Mazzucato Luca, Fontanini Alfredo, La Camera Giancarlo
Department of Neurobiology and Behavior and.
Department of Neurobiology and Behavior and Graduate Program in Neuroscience, State University of New York at Stony Brook, Stony Brook, New York 11794
J Neurosci. 2015 May 27;35(21):8214-31. doi: 10.1523/JNEUROSCI.4819-14.2015.
Single-trial analyses of ensemble activity in alert animals demonstrate that cortical circuits dynamics evolve through temporal sequences of metastable states. Metastability has been studied for its potential role in sensory coding, memory, and decision-making. Yet, very little is known about the network mechanisms responsible for its genesis. It is often assumed that the onset of state sequences is triggered by an external stimulus. Here we show that state sequences can be observed also in the absence of overt sensory stimulation. Analysis of multielectrode recordings from the gustatory cortex of alert rats revealed ongoing sequences of states, where single neurons spontaneously attain several firing rates across different states. This single-neuron multistability represents a challenge to existing spiking network models, where typically each neuron is at most bistable.
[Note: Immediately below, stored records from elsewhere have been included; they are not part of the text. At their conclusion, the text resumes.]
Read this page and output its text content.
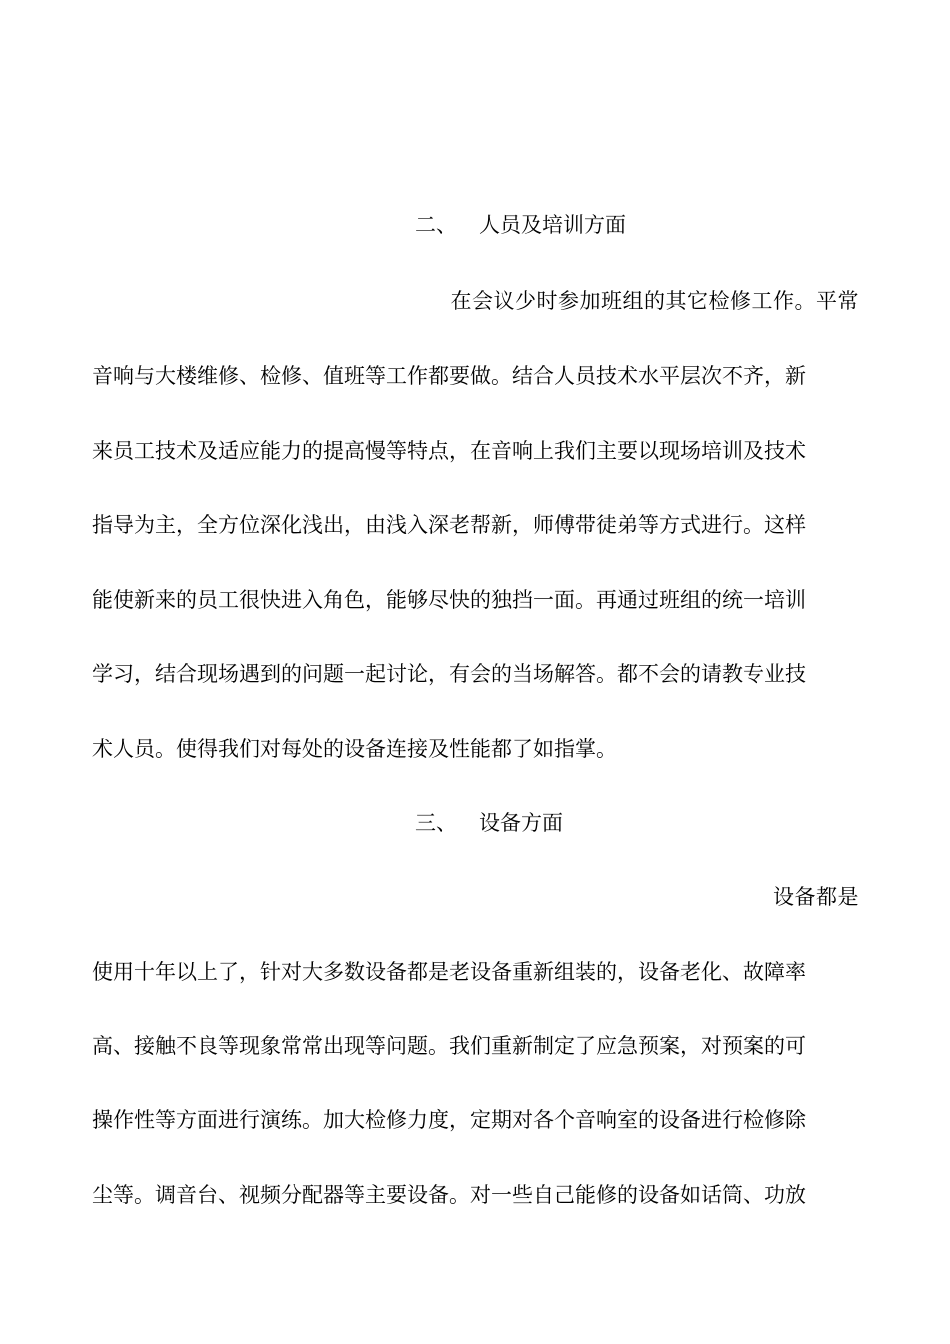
二、 人员及培训方面
在会议少时参加班组的其它检修工作。平常
音响与大楼维修、检修、值班等工作都要做。结合人员技术水平层次不齐，新
来员工技术及适应能力的提高慢等特点，在音响上我们主要以现场培训及技术
指导为主，全方位深化浅出，由浅入深老帮新，师傅带徒弟等方式进行。这样
能使新来的员工很快进入角色，能够尽快的独挡一面。再通过班组的统一培训
学习，结合现场遇到的问题一起讨论，有会的当场解答。都不会的请教专业技
术人员。使得我们对每处的设备连接及性能都了如指掌。
三、 设备方面
设备都是
使用十年以上了，针对大多数设备都是老设备重新组装的，设备老化、故障率
高、接触不良等现象常常出现等问题。我们重新制定了应急预案，对预案的可
操作性等方面进行演练。加大检修力度，定期对各个音响室的设备进行检修除
尘等。调音台、视频分配器等主要设备。对一些自己能修的设备如话筒、功放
We present a recurrent spiking network model that accounts for both the spontaneous generation of state sequences and the multistability in single-neuron firing rates. Each state results from the activation of neural clusters with potentiated intracluster connections, with the firing rate in each cluster depending on the number of active clusters. Simulations show that the model's ensemble activity hops among the different states, reproducing the ongoing dynamics observed in the data. When probed with external stimuli, the model predicts the quenching of single-neuron multistability into bistability and the reduction of trial-by-trial variability. Both predictions were confirmed in the data. Together, these results provide a theoretical framework that captures both ongoing and evoked network dynamics in a single mechanistic model.
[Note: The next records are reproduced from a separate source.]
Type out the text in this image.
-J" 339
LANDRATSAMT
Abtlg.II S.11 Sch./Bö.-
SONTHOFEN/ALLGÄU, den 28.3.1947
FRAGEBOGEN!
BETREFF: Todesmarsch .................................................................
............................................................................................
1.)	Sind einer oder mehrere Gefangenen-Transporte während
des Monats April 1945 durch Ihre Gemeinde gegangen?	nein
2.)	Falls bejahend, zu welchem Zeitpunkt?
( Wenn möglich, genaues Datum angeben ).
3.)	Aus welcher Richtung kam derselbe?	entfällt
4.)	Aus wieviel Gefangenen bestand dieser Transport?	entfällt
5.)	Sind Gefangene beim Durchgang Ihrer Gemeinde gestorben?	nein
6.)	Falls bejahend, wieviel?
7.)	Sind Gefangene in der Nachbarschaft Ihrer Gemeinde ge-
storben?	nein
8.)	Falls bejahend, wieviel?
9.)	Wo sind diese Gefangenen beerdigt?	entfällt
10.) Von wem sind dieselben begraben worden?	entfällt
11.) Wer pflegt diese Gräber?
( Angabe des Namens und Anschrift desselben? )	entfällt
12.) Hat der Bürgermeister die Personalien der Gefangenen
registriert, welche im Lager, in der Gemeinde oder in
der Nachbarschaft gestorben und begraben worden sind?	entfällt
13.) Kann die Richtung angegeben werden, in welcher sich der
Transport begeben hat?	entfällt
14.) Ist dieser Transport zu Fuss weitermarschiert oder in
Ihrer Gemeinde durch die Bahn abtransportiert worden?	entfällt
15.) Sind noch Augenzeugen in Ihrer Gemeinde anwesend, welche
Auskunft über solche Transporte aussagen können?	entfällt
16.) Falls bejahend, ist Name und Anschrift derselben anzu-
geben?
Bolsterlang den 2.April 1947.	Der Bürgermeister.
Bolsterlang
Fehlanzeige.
对警觉动物群体活动的单试次分析表明,皮层回路动力学通过亚稳态的时间序列演变。亚稳态因其在感觉编码、记忆和决策中的潜在作用而受到研究。然而,对于其产生的网络机制却知之甚少。人们通常认为状态序列的开始是由外部刺激触发的。在这里我们表明,在没有明显感觉刺激的情况下也能观察到状态序列。对警觉大鼠味觉皮层多电极记录的分析揭示了持续的状态序列,其中单个神经元在不同状态下自发地达到几种放电率。这种单神经元多稳定性对现有的发放网络模型构成了挑战,在这些模型中,通常每个神经元最多是双稳态的。我们提出了一个循环发放网络模型,该模型既能解释状态序列的自发产生,又能解释单神经元放电率的多稳定性。每个状态由具有增强的簇内连接的神经簇的激活产生,每个簇中的放电率取决于活跃簇的数量。模拟表明,该模型的群体活动在不同状态之间跳跃,再现了数据中观察到的持续动态。当用外部刺激探测时,该模型预测单神经元多稳定性会淬灭为双稳态,并且逐次试验变异性会降低。这两个预测都在数据中得到了证实。总之,这些结果提供了一个理论框架,在一个单一的机械模型中捕捉了持续的和诱发的网络动态。